Finished my dissertation!

I finally defended my doctoral dissertation a few weeks ago, and after 7 years I’m happy to put it out into the world: https://doi.org/10.5281/zenodo.8373390

To briefly summarize: I observed and interviewed archaeologists while they worked, focusing on how they collaborate to produce information commons within relatively small, bounded communities. I relate these observations to issues experienced when sharing data globally on the web using open data platforms. This is part of an effort to reorient data sharing (and other aspects of open science) as a social, collaborative, communicative, and commensal experience.

Many thanks to my supervisor, Costis Dallas, for being such a great mentor, and to Matt Ratto and Ted Banning for their constant constructive feedback. And special thanks to the external examiners, Jeremy Huggett and Ed Swenson, for critically engaging with my work.

Archaeological data work as continuous and collaborative practice

This dissertation critically examines the sociotechnical structures that archaeologists rely on to coordinate their research and manage their data. I frame data as discursive media that communicate archaeological encounters, which enable archaeologists to form productive collaboration relationships. All archaeological activities involve data work, as archaeologists simultaneously account for the decisions and circumstances that framed the information they rely on to perform their own practices, while anticipating how their information outputs will be used by others in the future. All archaeological activities are therefore loci of practical epistemic convergence, where meanings are negotiated in relation to communally-held objectives.

Through observations of and interviews with archaeologists at work, and analysis of the documents they produce, I articulate how data sharing relates distributed work experiences as part of a continuum of practice. I highlight the assumptions and value regimes that underlie the social and technical structures that support productive archaeological work, and draw attention to the inseparable relationship between the management of labour and data. I also relate this discursive view of data sharing to the open data movement, and suggest that it is necessary to develop new collaborative commitments pertaining to data publication and reuse that are more in line with disciplinary norms, expectations, and value regimes.

Some thoughts on data formality

I’m using this post to draw out some thoughts that I feel are coherent in my mind but I struggle to communicate in writing. The general topic is the notion of formality, and how it is expressed in data work and data records.

In a management sense, formality involves adhering to standard protocol.

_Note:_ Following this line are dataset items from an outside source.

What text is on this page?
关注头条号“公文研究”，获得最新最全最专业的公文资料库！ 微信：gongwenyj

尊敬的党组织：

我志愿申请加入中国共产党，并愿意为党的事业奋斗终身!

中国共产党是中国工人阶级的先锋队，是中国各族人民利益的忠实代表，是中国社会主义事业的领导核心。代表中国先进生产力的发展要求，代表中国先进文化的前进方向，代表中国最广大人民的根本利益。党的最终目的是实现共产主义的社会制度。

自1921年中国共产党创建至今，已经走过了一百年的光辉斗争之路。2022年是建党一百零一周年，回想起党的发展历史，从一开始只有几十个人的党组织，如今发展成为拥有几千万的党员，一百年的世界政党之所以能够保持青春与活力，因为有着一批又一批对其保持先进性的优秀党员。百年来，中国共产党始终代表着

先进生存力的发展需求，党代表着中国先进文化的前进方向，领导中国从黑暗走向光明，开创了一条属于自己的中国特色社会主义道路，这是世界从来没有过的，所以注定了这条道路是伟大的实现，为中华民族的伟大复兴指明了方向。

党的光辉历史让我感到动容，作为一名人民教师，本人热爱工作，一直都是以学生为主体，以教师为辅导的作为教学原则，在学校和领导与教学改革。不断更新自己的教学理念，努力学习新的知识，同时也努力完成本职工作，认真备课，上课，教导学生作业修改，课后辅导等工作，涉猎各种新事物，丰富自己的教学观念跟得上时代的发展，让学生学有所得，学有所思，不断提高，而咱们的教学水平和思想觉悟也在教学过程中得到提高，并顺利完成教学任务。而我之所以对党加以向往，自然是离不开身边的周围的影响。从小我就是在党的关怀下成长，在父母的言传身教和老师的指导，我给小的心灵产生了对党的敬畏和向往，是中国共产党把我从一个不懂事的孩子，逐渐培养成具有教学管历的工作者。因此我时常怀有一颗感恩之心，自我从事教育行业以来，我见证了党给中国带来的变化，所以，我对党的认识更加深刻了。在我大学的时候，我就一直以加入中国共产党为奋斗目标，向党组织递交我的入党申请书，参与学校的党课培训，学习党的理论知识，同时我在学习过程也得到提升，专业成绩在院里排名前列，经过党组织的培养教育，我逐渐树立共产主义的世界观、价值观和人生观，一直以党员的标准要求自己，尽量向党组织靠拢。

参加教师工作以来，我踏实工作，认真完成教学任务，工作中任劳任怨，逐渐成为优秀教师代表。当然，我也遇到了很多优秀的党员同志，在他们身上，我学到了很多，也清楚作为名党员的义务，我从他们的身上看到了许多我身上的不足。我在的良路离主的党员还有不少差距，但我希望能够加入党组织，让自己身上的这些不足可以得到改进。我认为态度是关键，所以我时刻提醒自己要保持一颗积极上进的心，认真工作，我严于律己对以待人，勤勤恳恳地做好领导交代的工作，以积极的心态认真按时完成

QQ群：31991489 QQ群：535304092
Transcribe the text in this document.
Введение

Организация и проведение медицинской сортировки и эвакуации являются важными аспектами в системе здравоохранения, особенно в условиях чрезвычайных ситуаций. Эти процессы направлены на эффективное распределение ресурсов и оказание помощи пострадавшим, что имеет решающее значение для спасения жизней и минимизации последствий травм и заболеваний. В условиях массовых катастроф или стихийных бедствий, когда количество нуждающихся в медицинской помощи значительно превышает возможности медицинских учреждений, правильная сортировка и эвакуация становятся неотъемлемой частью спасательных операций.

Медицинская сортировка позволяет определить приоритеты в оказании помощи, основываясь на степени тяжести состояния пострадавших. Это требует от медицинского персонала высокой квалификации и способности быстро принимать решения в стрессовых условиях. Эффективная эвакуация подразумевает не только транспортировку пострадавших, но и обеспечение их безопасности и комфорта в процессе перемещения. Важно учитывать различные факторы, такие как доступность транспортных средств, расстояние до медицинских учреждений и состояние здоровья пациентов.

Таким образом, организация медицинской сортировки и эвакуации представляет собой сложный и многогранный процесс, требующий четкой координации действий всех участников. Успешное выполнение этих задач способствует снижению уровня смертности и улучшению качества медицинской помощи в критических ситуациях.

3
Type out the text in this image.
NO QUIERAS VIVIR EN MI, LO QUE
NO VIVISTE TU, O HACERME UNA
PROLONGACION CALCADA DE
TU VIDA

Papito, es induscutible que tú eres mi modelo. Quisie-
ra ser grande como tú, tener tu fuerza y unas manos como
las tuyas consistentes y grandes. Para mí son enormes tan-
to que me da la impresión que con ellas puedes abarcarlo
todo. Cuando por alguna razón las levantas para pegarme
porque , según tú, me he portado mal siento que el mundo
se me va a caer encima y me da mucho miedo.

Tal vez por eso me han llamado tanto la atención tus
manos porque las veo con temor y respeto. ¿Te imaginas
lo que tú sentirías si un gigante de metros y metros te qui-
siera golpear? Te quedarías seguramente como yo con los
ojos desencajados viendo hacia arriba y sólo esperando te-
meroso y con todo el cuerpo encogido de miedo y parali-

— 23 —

It involves checking all the boxes, sticking to the book, and ensuring that behaviour conforms to institutional expectations. In this way, bureaucracy is the essence of formality. By extension, formality is a means through which power is expressed, in that it binds interactions to a certain set of acceptable possibilities. In effect, formality renders individual actions in subservience to a broader system of control.

But formality is also useful. Formality reduces friction involved in transforming and transmitting information across contexts. Any application that implements a formal standard can access and transmit information according to the standard, which reduces cognitive overhead on the part of actors responsible for processing information. They relocate creative agency upstream, towards managers of data and of labour, who make decisions regarding how other actors (human and non-human actors alike) may interact with the system before they ever occur. This basically manifests itself in workflows, which are essentially disciplined ways of working directed towards targeted outcomes (I wrote about workflows in a 2021 paper and in my dissertation, which draws from Bill Caraher’s contribution to Critical Archaeology in the Digital Age, among other work he’s written on the topic). To be clear, I do not mean to imply that adopting workflows constitutes a negative act. An independent scholar may apply a workflow to help achieve their goals more effectively and efficiently, and empowers them to get the most out of the resources at their disposal. However, one of the key findings from my dissertation is that when applied in collective enterprises, they tend to genericize labour and data for the purpose of extraction and appropriation, which is understood to be an ordinary aspect of archaeological research, as is evident by how actors performing genericized labour internalize this as part of their work role.

Developing a workflow essentially entails adopting and enforcing protocols and formats, which are series of documented norms and expectations that ensure that information may be made interchangeable. Protocols are standards that dictate means of direct communication, and formats are standards that dictate how should be stored. Forms are interfaces through which information is translated from real-world experiences into standardized formats.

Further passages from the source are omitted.